INSIGHTS

BMS–Orbital Deal Signals a Sharper Bet on In Vivo RNA

Bristol Myers Squibb’s Orbital buy shows how big pharma is methodically building RNA muscle beyond vaccines

19 Jan 2026

Bristol Myers Squibb corporate sign outside company campus

In October 2025 Bristol Myers Squibb agreed to buy Orbital Therapeutics, a small firm working on RNA drugs designed to act inside the body. The deal did not promise a scientific revolution. It promised something more prosaic: a way to make RNA work reliably at scale.

RNA shot to fame during the pandemic, when vaccines from Moderna and BioNTech proved the technology’s speed and power. Yet the science itself was old. For years researchers had explored RNA’s use in cancer, immune disorders and inherited disease. What has shifted is the industry’s approach. Instead of betting entire pipelines on untested platforms, big drugmakers are now picking off specific tools they believe are ready to be industrialised.

Orbital focused on in vivo RNA therapies, which avoid removing and re-engineering patients’ cells. That approach has long been blocked by practical problems, notably how to deliver RNA precisely, keep it active long enough and limit side-effects. Orbital’s early data suggested progress on all three. What it lacked was the machinery to push candidates through late-stage trials, regulatory review and global production.

Bristol Myers Squibb supplies that machinery. The firm has spent years trying to rebuild its research engine after patent expiries and failed bets. Folding Orbital into a large organisation is less about daring science than about execution. As one industry watcher put it, the question is no longer whether RNA can work, but whether it can be made dependable.

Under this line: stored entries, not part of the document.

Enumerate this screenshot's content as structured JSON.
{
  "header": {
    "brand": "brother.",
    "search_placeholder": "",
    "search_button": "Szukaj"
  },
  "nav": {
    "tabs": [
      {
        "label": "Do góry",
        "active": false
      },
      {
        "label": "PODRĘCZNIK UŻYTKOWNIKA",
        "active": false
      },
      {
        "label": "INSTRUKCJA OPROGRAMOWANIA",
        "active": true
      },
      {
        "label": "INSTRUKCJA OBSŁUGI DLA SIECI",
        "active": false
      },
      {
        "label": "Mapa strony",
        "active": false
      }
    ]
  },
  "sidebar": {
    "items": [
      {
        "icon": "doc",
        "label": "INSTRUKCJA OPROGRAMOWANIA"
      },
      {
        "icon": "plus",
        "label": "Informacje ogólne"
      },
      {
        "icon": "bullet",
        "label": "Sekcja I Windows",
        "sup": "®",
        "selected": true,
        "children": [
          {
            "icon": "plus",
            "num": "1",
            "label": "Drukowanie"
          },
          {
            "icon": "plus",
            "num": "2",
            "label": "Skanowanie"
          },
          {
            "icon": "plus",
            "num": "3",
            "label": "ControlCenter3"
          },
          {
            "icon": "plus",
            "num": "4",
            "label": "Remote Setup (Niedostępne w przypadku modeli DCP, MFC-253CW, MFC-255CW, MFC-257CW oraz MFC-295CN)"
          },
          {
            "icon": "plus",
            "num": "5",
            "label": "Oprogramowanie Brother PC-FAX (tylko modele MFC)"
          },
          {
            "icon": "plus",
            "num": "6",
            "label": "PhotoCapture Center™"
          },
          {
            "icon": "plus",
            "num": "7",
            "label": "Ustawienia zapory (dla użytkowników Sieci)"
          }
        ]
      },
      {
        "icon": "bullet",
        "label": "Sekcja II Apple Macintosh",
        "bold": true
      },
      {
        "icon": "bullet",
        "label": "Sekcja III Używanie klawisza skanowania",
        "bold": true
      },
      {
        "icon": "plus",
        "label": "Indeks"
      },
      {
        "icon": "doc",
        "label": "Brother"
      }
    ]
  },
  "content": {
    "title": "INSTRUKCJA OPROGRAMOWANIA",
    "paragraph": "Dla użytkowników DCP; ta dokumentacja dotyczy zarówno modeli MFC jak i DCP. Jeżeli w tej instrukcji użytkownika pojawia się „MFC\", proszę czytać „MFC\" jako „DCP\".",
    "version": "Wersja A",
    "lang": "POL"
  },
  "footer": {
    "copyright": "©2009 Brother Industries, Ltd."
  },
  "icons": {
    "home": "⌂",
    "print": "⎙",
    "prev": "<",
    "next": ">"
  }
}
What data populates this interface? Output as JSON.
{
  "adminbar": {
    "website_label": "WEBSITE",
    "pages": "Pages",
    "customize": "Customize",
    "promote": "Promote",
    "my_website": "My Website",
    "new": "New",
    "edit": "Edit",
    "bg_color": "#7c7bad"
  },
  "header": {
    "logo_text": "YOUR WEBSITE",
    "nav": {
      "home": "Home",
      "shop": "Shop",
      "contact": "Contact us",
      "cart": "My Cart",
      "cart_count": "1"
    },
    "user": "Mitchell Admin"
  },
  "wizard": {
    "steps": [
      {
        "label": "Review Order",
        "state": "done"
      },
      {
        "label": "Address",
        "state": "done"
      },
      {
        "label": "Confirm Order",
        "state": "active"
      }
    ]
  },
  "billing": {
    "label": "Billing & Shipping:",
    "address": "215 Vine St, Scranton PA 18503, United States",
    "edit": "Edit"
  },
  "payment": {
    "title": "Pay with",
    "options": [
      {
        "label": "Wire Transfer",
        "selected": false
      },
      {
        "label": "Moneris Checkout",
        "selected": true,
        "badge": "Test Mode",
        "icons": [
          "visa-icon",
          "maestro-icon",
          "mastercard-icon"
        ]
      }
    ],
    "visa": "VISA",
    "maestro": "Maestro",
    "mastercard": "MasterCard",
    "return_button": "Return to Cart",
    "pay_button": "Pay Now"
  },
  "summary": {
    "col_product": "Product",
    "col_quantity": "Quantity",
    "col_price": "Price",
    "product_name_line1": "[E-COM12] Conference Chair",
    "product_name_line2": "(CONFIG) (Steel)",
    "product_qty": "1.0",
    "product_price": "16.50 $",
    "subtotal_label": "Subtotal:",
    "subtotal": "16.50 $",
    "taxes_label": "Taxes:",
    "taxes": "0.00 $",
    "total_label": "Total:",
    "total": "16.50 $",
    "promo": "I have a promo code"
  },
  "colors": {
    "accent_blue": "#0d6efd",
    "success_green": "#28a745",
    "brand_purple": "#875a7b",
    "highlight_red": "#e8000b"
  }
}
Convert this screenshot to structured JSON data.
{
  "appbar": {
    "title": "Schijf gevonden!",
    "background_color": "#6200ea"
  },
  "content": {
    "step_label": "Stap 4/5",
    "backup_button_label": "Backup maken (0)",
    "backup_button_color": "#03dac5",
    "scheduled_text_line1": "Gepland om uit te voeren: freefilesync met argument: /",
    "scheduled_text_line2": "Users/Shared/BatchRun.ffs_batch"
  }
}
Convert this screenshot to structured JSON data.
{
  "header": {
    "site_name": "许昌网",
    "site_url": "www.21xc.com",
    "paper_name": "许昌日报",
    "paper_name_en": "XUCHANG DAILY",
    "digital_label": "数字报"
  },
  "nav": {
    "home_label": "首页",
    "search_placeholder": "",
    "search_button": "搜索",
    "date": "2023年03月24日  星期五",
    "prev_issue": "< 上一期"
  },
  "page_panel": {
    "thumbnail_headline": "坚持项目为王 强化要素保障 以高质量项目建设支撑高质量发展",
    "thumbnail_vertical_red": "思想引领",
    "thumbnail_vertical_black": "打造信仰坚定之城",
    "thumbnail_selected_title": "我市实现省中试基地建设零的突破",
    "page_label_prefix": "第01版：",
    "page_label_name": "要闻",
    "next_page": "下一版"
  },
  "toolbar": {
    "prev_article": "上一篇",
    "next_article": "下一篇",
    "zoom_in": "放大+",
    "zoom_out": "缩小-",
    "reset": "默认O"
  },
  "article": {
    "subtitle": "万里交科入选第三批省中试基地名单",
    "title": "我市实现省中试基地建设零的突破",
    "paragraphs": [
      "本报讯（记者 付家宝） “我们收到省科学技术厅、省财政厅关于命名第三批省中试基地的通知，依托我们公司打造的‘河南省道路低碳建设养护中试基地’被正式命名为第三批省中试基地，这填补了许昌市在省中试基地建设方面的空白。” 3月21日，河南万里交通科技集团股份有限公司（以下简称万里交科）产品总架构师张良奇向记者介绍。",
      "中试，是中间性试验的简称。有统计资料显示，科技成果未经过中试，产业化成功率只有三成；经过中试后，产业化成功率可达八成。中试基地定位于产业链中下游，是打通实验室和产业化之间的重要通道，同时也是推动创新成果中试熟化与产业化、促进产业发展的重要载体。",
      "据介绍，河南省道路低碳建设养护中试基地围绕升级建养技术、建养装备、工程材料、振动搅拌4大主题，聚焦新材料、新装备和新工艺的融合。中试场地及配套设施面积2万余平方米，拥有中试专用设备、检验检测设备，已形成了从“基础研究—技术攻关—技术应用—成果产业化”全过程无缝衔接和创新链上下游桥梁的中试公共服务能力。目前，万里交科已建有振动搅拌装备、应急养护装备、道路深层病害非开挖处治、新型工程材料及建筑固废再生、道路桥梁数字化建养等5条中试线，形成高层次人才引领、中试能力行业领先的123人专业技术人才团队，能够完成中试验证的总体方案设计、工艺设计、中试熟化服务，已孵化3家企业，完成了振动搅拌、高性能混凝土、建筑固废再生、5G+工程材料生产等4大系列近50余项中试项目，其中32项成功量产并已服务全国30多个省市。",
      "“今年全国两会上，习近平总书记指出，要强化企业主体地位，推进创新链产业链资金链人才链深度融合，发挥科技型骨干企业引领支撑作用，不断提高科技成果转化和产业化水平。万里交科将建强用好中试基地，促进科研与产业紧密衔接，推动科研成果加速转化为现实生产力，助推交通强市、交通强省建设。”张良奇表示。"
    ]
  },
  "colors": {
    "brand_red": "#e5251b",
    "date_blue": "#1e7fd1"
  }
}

The transaction reflects a broader rhythm. Moderna and BioNTech have expanded beyond covid into oncology, rare disease and personalised treatments. Venture capital and partnership money continues to flow, but with more modest valuations and clearer milestones. RNA is starting to look less like a miracle and more like a platform, one among several.

Plenty can still go wrong. Small, specialised research teams do not always thrive inside sprawling pharmaceutical firms. Regulators, meanwhile, are still adjusting to fast-evolving genetic tools. Yet progress now comes through accumulation rather than hype.

The deal between Bristol Myers Squibb and Orbital captures that change in mood. RNA’s future will not be built by a single breakthrough. It will be assembled deal by deal, increasingly inside big pharma’s walls.